In the centre is the major Conrad, having beside him his aide, and before him four children of the choir of Neophytes, who carry signal flags to transmit the orders to the telegraph, which repeats them to the domes of the chateaux, to the groups already abroad on the domain, and to the palaces of the neighboring Phalanxes.

When all is ready, a roll of the drum orders silence and the major announces the salute to God. Then the drums, trumpets, and all the instruments are heard ; the chimes from every dome sound also, perfumes fill the air, the waving of the banners is repeated from the spires of the palace and of the chateaux; the groups which have already gone forth unite in the ceremony, travellers alight, and caravans before quitting their stations join in the salute.

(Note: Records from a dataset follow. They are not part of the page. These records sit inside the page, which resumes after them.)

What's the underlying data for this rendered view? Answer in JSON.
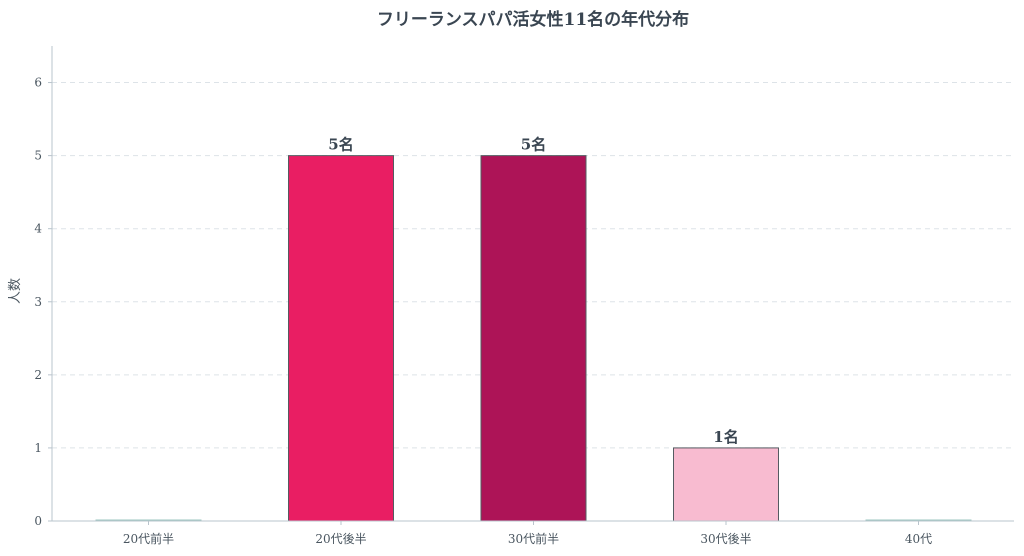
{
  "chart_data": {
    "type": "bar",
    "title": "フリーランスパパ活女性11名の年代分布",
    "xlabel": "",
    "ylabel": "人数",
    "categories": [
      "20代前半",
      "20代後半",
      "30代前半",
      "30代後半",
      "40代"
    ],
    "values": [
      0,
      5,
      5,
      1,
      0
    ],
    "data_labels": [
      "",
      "5名",
      "5名",
      "1名",
      ""
    ],
    "bar_colors": [
      "#f4a9c0",
      "#e91e63",
      "#ad1457",
      "#f8bbd0",
      "#f4a9c0"
    ],
    "ylim": [
      0,
      6.5
    ],
    "yticks": [
      0,
      1,
      2,
      3,
      4,
      5,
      6
    ],
    "grid": true,
    "grid_axis": "y",
    "legend": "none"
  }
}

The salute lasts but a few moments, and then the high-priest gives the signal for the hymn. The priests and priestesses at the head of the vocal and instrumental parties chant the prelude and then the hymn is sung in chorus by all the groups.

After the hymn is finished the little Khan orders the roll to be beaten to the banners, the musicians break their ranks, lay aside their instruments, and go each to take his place under the ensign of his industrial group. The procession defiles in free order and not in regular masses, for being formed of persons of different ages from young to old age, it would not be easy for them to march in line with a regular step as is done at the grand parade. They arrange themselves in an artificial disorder, each group takes its carriages and leading them forward, they defile before the grand peristyle where are placed certain dignitaries, a paladin of the sovereign bearing his escutcheon if it is the minor parade, and if it is the grand parade a paladin of the emperor of unity bearing the cycloidal crescent.

Each group on its passage receives a salute proportioned to its rank. The groups of agriculture and masonry which are first, are saluted with the grand flourish, equivalent to the drum-beat in the fields. Thence each goes to its place of labor.

The hymn to God traverses the globe in different ways; on the day of the equinox there is a grand parade at day-dawn, and the spherical hierarchy presents to the rising sun a chain of phalanxes of two or three thousand leagues, whose hymns, for twenty-four hours follow each other around the globe in every longitude that receives the light. At the two solstices, the hymns are chanted at the same time over the whole globe by the entire human race, at the instant corresponding to noon at Constantinople.

2 Comments

  1. Do you know if the idea of a chain of hymns around the world is original to Fourier?

    • I don’t know, Joan. I haven’t done anything more with the fragment than transcribe it so far.